Professor Andrew Delbanco Awarded National Humanities Medal

February 13, 2012

Andrew Delbanco, who has been called “America’s best social critic,” was awarded a National Humanities Medal by President Barack Obama (CC’83) yesterday. The Mendelson Family Chair in the Center for American Studies was honored for his writings on higher education and the place classic authors hold in history and contemporary life.

During the White House ceremony, the President presented the medal to Delbanco, a faculty member of Columbia’s Department of English and Comparative Literature. Delbanco’s most recent book, "College: What It Was, Is, and Should Be," is a collection of his essays originally written for the "New York Review of Books."

“America promises that our lives are not predestined, that we have the capacity to reinvent ourselves,” Delbanco has said. “We are not doing as well as we should in keeping that promise for all our citizens, but I believe it is still an animating principle of our culture, an aspiration we should strive to keep alive.”

After the ceremony, the medalists joined the President and First Lady Michelle Obama for a reception.

The bulk of Delbanco’s work is based on the idea that authors of the past, like Herman Melville and Ralph Waldo Emerson, can offer Americans insight on how to live today. His books include "Required Reading: Why Our American Classics Matter Now," "The Death of Satan: How Americans Have Lost the Sense of Evil," "The Real American Dream: A Meditation on Hope," and "Melville: His World and Work."

“I’ve long been interested in the existential themes with which Americans have wrestled—and no one did so more powerfully than Herman Melville,” Delbanco said.
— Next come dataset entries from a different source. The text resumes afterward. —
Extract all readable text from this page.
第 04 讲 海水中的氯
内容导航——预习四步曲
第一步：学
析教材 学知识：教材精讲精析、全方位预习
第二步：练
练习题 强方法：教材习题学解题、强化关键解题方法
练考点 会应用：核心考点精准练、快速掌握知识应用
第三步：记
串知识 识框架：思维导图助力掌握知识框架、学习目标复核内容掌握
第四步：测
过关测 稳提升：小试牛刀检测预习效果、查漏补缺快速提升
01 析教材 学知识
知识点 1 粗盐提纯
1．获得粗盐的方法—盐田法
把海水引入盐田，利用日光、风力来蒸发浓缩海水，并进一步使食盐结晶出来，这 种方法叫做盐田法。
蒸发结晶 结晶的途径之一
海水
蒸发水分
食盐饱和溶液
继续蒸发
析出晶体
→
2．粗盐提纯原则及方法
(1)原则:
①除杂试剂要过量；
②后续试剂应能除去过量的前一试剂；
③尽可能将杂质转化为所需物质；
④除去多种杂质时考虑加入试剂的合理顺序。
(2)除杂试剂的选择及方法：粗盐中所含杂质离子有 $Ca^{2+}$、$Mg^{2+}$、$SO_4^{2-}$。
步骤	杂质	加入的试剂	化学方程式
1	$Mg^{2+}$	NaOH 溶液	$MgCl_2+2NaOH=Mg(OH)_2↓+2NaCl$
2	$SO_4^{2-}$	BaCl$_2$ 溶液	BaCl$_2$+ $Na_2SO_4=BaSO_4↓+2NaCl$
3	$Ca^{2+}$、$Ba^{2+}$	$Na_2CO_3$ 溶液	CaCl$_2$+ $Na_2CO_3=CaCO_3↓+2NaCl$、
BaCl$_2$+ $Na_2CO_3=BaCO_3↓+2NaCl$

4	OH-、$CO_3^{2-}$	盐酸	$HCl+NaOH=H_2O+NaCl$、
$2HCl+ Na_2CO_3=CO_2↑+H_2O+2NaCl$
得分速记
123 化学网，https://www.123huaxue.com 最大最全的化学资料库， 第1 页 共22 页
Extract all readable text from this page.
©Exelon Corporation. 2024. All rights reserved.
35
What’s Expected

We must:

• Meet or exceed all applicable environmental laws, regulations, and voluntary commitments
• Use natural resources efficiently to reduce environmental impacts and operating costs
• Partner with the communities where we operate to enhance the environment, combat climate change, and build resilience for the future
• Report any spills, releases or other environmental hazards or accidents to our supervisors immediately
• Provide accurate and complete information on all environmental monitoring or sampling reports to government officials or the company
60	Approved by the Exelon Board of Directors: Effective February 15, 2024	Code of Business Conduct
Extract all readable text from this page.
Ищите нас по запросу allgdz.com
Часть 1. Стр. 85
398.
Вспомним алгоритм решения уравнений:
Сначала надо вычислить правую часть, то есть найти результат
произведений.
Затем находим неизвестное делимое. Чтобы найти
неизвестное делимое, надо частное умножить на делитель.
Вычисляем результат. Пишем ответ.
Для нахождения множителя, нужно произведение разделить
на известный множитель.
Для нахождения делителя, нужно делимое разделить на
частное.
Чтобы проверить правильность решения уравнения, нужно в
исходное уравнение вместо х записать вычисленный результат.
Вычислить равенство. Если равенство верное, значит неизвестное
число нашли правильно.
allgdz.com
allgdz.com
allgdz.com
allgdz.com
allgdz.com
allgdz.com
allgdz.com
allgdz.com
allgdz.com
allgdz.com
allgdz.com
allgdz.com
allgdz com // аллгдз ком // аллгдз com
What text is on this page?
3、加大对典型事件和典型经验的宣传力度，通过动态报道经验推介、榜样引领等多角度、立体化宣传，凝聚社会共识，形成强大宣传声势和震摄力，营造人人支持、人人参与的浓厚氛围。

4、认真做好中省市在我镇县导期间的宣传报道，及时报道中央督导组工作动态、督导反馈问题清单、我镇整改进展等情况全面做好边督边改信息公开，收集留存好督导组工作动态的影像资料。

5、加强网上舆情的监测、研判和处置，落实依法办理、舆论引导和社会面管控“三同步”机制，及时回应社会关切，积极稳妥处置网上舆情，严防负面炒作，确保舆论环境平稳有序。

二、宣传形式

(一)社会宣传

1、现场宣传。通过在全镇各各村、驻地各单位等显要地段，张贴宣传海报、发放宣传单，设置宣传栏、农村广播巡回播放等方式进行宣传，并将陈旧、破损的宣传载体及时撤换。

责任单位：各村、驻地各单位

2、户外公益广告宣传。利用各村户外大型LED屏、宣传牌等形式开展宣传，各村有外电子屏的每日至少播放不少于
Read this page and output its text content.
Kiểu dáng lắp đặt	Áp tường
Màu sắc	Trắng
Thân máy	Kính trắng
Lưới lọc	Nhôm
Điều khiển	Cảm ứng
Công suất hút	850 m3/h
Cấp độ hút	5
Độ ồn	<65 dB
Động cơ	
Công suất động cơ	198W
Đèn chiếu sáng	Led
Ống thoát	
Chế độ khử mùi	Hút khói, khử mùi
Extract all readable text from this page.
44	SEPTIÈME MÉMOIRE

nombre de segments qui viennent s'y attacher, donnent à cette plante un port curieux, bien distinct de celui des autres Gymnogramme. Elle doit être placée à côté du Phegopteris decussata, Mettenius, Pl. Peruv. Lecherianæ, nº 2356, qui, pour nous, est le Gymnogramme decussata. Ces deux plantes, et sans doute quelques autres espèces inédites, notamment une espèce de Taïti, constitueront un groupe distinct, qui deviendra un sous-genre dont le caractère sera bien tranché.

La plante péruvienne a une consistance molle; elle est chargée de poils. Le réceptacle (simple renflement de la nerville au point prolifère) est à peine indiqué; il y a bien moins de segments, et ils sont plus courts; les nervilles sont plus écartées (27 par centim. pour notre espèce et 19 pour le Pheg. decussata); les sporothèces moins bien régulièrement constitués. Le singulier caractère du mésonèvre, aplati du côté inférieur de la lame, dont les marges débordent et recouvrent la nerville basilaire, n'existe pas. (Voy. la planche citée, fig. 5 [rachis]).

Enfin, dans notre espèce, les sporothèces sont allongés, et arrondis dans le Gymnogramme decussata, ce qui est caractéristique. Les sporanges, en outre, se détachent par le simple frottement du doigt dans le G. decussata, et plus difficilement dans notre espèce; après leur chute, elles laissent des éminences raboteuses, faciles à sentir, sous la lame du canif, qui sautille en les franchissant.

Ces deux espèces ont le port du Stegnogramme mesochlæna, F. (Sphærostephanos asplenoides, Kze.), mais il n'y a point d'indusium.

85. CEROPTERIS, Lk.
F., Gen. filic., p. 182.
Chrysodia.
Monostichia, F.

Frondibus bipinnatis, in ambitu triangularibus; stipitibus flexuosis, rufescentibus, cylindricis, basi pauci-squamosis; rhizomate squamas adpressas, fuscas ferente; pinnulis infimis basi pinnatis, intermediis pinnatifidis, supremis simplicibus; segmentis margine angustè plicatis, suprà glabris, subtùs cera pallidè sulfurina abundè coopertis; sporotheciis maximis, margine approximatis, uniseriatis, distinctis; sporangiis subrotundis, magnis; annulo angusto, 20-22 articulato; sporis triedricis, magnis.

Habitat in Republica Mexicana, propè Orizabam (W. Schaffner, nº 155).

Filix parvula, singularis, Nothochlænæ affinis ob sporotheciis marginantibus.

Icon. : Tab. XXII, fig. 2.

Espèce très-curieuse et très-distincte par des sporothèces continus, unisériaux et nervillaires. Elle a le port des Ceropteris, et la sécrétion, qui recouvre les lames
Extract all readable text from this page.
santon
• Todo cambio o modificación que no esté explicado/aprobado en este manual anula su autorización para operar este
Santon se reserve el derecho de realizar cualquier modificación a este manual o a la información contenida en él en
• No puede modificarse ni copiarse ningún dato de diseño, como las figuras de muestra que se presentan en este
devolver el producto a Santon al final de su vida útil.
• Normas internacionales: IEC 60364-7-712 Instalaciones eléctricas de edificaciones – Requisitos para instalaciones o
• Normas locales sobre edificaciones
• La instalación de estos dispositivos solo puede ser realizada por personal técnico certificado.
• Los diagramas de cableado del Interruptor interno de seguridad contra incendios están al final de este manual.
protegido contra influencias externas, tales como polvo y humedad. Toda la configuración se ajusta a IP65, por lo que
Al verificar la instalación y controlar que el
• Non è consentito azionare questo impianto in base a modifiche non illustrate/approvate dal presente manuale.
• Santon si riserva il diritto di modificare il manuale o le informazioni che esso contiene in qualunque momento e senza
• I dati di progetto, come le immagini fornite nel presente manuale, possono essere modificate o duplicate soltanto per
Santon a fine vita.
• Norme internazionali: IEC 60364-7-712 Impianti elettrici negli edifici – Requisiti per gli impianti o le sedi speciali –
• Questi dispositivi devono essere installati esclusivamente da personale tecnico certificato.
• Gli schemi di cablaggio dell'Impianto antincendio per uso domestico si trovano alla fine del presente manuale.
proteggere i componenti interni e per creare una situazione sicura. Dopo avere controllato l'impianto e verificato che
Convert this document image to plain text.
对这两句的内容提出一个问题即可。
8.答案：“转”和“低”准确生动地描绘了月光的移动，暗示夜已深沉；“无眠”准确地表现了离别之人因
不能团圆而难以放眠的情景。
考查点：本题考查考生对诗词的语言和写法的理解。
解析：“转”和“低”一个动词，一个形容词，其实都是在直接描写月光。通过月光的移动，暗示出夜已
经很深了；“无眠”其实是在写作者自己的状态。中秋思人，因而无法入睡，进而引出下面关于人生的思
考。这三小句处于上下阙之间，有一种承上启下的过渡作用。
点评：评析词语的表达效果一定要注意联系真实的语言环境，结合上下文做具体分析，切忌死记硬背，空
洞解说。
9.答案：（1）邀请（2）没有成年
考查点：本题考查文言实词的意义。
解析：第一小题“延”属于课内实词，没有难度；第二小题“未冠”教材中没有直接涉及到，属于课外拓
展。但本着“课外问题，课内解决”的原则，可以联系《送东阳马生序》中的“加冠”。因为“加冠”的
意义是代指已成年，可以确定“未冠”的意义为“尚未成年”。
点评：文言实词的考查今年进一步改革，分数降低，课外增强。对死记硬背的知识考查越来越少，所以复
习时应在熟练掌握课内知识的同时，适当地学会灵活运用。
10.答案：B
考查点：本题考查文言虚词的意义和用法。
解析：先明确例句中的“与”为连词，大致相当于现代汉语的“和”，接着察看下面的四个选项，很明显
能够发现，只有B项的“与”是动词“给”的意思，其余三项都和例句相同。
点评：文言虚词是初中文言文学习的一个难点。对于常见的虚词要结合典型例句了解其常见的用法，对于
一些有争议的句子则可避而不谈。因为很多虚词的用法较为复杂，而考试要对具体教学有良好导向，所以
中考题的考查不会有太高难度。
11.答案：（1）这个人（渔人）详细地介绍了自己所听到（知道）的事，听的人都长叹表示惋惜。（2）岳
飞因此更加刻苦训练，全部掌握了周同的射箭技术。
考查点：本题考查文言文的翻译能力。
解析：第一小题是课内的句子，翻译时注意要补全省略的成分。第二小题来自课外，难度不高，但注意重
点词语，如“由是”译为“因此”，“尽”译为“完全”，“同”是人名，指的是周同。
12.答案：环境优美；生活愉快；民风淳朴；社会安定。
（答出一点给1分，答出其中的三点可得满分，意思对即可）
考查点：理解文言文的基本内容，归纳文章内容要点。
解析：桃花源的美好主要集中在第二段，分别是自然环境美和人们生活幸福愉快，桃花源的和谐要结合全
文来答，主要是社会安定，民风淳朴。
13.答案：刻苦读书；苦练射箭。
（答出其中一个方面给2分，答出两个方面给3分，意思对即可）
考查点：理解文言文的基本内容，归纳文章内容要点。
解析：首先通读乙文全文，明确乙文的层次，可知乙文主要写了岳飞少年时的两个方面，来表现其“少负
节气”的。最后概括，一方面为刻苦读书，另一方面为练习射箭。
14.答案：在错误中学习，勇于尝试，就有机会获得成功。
The 2011 National Humanities Medals were awarded to nine Americans for their work, which has deepened Americans’ understanding of the humanities, broadened citizens’ engagement with the humanities, or helped preserve and expand Americans’ access to important resources in the humanities. The medals, first awarded in 1989, were previously known as the Charles Frankel Prize, named after the American philosopher, a Columbia alumnus and a professor at the University for more than 30 years.